Ce comité a soumis un mémoire à Madame Jeanne Sauvé, Ministre d’État aux sciences et à la technologie, pour lui demander d’intercéder auprès du gouvernement fédéral afin que ce dernier concrétise la formation de SITEST. La politique de bilinguisme implique la publi­cation des ouvrages scientifiques et technolo­giques dans les deux langues. Nous savons que le gouvernement fédéral est la plus grosse entreprise d’édition du Canada. Les ministères du gouvernement fédéral seront donc les principaux utilisateurs des services de SITEST. Il est logique qu’ils prennent la responsabilité fi­nancière et administrative d’un tel organisme.

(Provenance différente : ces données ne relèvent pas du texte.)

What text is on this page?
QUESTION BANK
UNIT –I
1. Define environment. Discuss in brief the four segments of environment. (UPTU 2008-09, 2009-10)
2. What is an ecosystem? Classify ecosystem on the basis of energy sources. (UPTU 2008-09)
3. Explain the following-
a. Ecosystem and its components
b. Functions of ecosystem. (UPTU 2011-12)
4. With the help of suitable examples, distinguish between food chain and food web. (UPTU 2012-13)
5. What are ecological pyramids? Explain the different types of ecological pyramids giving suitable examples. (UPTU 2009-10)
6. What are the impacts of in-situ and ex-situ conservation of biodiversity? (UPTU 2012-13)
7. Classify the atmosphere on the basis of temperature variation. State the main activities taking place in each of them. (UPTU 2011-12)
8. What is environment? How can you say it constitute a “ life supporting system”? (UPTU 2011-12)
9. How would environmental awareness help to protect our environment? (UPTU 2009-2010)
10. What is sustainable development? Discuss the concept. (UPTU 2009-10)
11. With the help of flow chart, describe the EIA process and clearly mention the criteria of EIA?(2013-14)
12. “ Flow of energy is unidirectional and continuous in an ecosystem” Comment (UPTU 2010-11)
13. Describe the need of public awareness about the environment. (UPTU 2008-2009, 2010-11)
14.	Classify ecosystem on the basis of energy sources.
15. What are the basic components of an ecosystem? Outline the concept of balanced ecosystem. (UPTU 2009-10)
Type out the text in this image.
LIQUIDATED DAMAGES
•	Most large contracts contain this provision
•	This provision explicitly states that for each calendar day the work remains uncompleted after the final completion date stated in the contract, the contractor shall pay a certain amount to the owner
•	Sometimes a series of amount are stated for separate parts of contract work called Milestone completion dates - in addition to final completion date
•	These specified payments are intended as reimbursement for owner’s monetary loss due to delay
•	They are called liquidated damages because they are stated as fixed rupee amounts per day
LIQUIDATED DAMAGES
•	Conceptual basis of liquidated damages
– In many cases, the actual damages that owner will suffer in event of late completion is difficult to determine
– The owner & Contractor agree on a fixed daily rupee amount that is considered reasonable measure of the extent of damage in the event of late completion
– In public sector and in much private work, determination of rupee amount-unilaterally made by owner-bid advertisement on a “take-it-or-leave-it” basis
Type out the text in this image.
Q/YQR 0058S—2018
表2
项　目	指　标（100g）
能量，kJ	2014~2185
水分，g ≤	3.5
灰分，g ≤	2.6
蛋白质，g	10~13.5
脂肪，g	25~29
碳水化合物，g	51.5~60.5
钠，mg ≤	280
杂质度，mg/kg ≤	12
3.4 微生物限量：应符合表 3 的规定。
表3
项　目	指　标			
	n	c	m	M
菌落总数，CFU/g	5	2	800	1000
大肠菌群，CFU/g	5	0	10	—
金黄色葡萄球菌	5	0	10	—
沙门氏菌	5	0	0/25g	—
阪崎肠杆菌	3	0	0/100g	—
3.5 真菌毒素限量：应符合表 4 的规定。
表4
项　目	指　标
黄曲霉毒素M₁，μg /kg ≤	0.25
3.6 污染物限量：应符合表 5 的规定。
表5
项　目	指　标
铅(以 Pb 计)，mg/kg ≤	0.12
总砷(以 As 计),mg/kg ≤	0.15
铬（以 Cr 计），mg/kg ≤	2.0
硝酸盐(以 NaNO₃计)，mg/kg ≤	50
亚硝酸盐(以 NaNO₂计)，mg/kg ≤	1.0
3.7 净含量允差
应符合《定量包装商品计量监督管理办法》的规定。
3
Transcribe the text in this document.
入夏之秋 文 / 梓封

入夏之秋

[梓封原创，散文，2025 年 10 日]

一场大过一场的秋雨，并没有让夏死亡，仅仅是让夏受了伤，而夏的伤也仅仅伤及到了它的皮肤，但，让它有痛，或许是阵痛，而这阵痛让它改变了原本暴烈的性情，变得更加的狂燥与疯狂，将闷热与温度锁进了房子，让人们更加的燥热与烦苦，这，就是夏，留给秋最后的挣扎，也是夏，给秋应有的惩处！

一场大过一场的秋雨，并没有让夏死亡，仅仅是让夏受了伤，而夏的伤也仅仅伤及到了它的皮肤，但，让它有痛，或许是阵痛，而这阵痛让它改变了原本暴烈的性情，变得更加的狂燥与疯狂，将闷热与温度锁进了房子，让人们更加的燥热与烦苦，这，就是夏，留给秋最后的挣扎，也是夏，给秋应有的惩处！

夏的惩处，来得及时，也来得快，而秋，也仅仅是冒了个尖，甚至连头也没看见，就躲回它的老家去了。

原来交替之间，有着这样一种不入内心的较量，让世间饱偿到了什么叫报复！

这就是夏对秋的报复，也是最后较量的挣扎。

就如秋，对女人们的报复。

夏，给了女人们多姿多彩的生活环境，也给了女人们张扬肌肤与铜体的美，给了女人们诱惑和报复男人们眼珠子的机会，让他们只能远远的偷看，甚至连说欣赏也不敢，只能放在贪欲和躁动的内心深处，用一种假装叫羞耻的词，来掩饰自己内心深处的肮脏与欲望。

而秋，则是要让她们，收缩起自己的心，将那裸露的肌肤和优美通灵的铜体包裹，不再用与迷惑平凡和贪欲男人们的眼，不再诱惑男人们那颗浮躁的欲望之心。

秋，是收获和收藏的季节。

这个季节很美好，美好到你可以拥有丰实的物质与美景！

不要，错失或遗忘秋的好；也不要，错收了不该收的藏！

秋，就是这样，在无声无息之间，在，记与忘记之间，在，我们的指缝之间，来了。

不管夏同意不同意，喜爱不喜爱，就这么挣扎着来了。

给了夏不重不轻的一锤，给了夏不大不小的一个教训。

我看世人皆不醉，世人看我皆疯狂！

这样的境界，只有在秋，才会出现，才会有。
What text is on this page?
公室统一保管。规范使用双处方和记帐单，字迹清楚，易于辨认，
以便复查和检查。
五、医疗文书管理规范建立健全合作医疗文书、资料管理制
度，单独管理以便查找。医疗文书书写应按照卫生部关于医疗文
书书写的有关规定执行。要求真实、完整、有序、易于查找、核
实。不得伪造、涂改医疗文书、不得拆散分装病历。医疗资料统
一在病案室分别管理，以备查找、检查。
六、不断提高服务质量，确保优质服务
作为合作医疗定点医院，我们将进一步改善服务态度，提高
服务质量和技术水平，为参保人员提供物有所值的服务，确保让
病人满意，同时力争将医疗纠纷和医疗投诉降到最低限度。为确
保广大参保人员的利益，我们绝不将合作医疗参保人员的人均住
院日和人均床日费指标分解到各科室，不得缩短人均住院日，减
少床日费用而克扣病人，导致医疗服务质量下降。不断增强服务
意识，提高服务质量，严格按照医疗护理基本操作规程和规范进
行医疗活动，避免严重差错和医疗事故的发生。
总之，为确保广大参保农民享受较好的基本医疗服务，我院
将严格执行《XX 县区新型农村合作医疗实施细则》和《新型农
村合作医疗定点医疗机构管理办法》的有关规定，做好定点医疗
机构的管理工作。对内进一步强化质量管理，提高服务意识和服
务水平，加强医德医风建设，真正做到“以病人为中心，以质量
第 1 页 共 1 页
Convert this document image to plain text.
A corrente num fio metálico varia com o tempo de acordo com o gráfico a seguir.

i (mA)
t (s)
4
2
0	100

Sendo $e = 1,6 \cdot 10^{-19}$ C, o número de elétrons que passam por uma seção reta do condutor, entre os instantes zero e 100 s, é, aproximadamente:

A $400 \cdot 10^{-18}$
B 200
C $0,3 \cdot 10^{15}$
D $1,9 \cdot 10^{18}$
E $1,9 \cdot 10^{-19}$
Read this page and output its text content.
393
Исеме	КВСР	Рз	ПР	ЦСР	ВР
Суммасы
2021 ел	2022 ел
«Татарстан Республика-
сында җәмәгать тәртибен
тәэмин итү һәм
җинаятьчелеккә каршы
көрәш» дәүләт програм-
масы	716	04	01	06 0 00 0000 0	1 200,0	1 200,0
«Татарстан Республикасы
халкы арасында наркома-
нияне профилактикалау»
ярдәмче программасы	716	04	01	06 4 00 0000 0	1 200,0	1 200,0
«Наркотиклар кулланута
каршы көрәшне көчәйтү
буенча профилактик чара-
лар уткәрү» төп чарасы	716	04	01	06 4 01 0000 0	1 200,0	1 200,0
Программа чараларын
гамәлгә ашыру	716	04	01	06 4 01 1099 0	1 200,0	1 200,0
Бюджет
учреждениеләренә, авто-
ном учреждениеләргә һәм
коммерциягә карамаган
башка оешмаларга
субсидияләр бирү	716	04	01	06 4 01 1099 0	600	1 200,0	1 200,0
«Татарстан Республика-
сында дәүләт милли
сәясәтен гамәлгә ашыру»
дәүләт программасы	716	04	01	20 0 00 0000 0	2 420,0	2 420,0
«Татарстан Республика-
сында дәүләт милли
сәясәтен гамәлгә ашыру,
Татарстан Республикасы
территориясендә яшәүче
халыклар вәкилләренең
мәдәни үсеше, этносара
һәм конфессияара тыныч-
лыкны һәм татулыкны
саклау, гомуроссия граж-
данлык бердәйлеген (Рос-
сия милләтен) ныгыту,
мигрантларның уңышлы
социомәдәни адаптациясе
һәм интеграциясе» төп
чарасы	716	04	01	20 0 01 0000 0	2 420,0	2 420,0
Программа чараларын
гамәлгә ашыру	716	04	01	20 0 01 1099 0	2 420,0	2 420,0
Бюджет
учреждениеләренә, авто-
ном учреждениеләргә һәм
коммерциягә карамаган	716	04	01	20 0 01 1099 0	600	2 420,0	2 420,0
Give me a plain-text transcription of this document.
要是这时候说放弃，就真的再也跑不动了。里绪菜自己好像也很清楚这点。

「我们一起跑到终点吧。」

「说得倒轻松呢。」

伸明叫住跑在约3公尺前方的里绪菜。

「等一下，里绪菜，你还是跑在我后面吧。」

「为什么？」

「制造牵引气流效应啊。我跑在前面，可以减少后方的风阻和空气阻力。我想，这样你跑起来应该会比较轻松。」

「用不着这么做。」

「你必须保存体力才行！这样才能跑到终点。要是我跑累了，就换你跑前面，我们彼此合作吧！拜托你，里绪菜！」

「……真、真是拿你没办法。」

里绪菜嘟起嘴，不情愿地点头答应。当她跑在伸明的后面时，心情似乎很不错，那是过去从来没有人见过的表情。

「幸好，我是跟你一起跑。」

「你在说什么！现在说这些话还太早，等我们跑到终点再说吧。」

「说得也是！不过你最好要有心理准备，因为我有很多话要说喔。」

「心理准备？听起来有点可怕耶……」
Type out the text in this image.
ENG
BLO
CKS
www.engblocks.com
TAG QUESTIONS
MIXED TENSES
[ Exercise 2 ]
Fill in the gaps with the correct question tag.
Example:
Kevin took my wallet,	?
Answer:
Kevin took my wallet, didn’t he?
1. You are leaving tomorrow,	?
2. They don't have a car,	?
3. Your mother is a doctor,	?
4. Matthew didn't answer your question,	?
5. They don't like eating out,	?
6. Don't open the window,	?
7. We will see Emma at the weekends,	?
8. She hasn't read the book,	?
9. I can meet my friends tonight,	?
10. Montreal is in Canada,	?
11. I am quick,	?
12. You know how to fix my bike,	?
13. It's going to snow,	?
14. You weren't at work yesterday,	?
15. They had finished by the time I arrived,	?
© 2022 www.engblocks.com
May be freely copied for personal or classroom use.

Le dossier remis à Madame Sauvé contenait un choix de 62 lettres émanant des milieux universitaires, industriels, gouvernementaux. Recteurs, Doyens et Vice-Doyens de facultés, Sous-Ministres, Présidents de sociétés, pro­fesseurs, présidents d’associations profes­sionnelles, journalistes; tous dans ces lettres sont en faveur de la création de SITEST et lui offrent leur aide intellectuelle. Espérons que le gouvernement donnera satisfaction à notre communauté scientifique et qu’ainsi les utilisateurs de la langue française des sciences trou­veront une nouvelle raison d’espérer.

Cet article, qui a été légèrement abrégé, a paru en octobre 1973 dans la revue Québec Science, une pu­blication de l’université du Québec. L’auteur est agent d’information, Conseil des sciences du Canada.